AMMA pays its respects to three resource industry visionaries after the recent passing of former AMMA president and Robe River pioneer Charles Copeman, Woodside Petroleum founder Geoff Donaldson and highly respected Tasmanian businessman Byron Bonney of Bonney Group.
All three men passed away in recent weeks and were highly revered among Australia’s business community for their contributions to our national resource sector.
Charles Copeman was president of AMMA’s board from 1982-1985 while the head of Consolidated Gold Fields Group, but it was in 1986 when his impact on Australian industrial relations was cemented in history due to his principal role in the Robe River dispute.
As CEO of Australian iron ore miner Peko-Wallsend, Mr Copeman sought to remove restrictive workplace practices, wind-back union influence and create greater productivity and profitability at the newly-acquired Robe River site.
The ensuing industrial action at the behest of the site’s powerful unions eventually forced Mr Copeman to sack the entire 1000-strong workforce. Resisting pressure from the Hawke Government and orders from the WA Industrial Relations Commission to reinstate the employees, he later shut down the mine until the unions put forth a commercially acceptable compromise.
The Peko-Wallsend boss eventually reinstated its workers and reopened the mine, but only after achieving key concessions and effectively ending the union dominance of the Pilbara’s resource industry.
The Robe River case has since been viewed as a watershed moment in Australia’s IR history and Mr Copeman a courageous and steadfast industry leader of uncompromised principles.
Also in 1986, he was one of the founders of progressive industrial relations organisation the HR Nicholls Society and a medal continues to be awarded by the organisation in his honour. Mr Copeland passed on 27 June 2013.
Woodside founder Geoff Donaldson passed on 3 July 2013 and will be widely remembered as an oil and gas industry pioneer who kept the company afloat in its early years.
In 1954, Mr Donaldson underwrote the company’s first share issue before commencing a 28-year chairmanship with Woodside until his retirement in 1984.
With a donation of £5000 in 1959, he supported Woodside through to its procurement of permits for 367,000 square kilometres off the coast of Western Australia in the 1960s. Fifty years later, the area is home to Woodside’s $27bn North West Shelf Project, accounting for more than 40% of Australia’s current oil and gas production.

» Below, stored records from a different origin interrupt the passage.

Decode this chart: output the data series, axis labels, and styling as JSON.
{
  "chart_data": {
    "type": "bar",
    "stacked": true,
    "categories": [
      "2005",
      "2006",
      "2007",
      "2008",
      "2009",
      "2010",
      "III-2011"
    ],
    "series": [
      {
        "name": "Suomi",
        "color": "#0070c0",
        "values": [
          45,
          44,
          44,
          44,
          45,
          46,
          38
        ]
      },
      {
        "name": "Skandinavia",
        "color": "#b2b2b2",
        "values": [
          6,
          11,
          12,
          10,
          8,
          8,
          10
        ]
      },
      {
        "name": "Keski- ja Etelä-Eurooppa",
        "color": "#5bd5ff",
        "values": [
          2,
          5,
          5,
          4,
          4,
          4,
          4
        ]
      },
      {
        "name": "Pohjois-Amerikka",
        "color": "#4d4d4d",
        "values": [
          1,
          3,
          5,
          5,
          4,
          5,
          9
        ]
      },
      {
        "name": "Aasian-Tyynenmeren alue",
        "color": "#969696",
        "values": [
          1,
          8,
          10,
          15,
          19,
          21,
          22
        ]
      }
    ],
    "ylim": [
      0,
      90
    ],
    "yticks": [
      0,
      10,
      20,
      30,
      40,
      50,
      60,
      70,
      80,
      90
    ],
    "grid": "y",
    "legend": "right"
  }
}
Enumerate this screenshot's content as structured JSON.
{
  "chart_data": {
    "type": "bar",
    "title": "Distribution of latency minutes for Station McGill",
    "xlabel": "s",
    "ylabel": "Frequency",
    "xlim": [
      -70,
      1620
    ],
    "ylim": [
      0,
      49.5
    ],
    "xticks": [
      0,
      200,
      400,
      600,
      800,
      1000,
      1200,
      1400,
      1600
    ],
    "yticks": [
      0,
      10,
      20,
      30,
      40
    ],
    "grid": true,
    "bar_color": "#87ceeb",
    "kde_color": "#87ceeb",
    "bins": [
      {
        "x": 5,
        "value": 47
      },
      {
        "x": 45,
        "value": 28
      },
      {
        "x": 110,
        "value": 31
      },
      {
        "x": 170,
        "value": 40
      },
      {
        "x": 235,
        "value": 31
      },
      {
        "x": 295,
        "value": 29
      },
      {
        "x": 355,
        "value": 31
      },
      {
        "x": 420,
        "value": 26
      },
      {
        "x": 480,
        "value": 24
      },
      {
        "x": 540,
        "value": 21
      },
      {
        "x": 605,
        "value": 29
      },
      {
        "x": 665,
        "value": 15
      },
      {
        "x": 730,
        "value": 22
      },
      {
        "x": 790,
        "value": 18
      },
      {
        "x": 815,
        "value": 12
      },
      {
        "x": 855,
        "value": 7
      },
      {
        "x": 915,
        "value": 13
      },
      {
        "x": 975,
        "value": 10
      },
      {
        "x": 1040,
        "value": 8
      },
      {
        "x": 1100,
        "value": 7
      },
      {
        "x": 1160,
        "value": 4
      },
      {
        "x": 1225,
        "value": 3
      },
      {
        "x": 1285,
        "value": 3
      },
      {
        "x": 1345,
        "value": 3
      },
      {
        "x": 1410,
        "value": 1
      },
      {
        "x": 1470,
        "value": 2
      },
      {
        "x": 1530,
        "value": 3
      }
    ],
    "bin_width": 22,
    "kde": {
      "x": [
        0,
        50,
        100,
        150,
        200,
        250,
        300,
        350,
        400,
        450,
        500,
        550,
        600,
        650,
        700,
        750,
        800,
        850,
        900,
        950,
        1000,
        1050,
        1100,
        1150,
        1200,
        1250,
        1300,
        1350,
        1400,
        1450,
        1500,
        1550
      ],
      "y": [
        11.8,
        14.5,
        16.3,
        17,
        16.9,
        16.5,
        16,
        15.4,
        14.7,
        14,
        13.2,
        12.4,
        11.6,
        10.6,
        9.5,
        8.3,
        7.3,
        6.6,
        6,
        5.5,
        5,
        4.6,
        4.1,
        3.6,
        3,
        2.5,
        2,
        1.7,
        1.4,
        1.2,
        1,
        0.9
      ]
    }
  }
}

Speaking to News Corp website Perth Now after Mr Donaldson’s passing, current Woodside CEO Peter Coleman said the company founder was a ‘business legend’.
“Geoff’s legacy is enormous and he will always be remembered as the man that built this great Australian company,” Mr Coleman said.
“Geoff was a true pioneer of the industry in Australia and without his personal drive and perseverance Woodside would not have become the company it is today.”
Byron Lloyd Bonney was a Tasmanian business entrepreneur who over the past three decades had built the Bonney Group of companies to now include Lloyds North, Caltas and Bonney Energy.
Mr Bonney’s first business venture was Lloyds North which he founded with nine staff in 1977 as Tasmania’s first woodchip mill. Today, Lloyds is a diversified forestry, mining and logistics operator and one of the Apple Isle State’s largest privately-owned employers.
Remembered as a proud Tasmanian businessman, Mr Bonney’s Caltas entity employs 80 personnel across 59 Caltex service stations and also operates 21 self-serve petroleum outlets. His Bonney Energy company recently acquired Chisholm Petroleum’s Victorian operations and is aiming to become one of the state’s leading fuel distributors.
Tasmanian independent newspaper The Advocate reported that it was only recently that Mr Bonney began to build an executive management team that would allow him to step away from the business he founded in 1977.
“Byron was a man of immense integrity and honesty,” Bonney Group managing director Wayne Bould told The Advocate.
“He had a great pride in his business and, as far as his business operations were concerned, he was both visionary and also a perfectionist.”
Mr Bonney passed on 11 July 2013. His company is a valued AMMA member.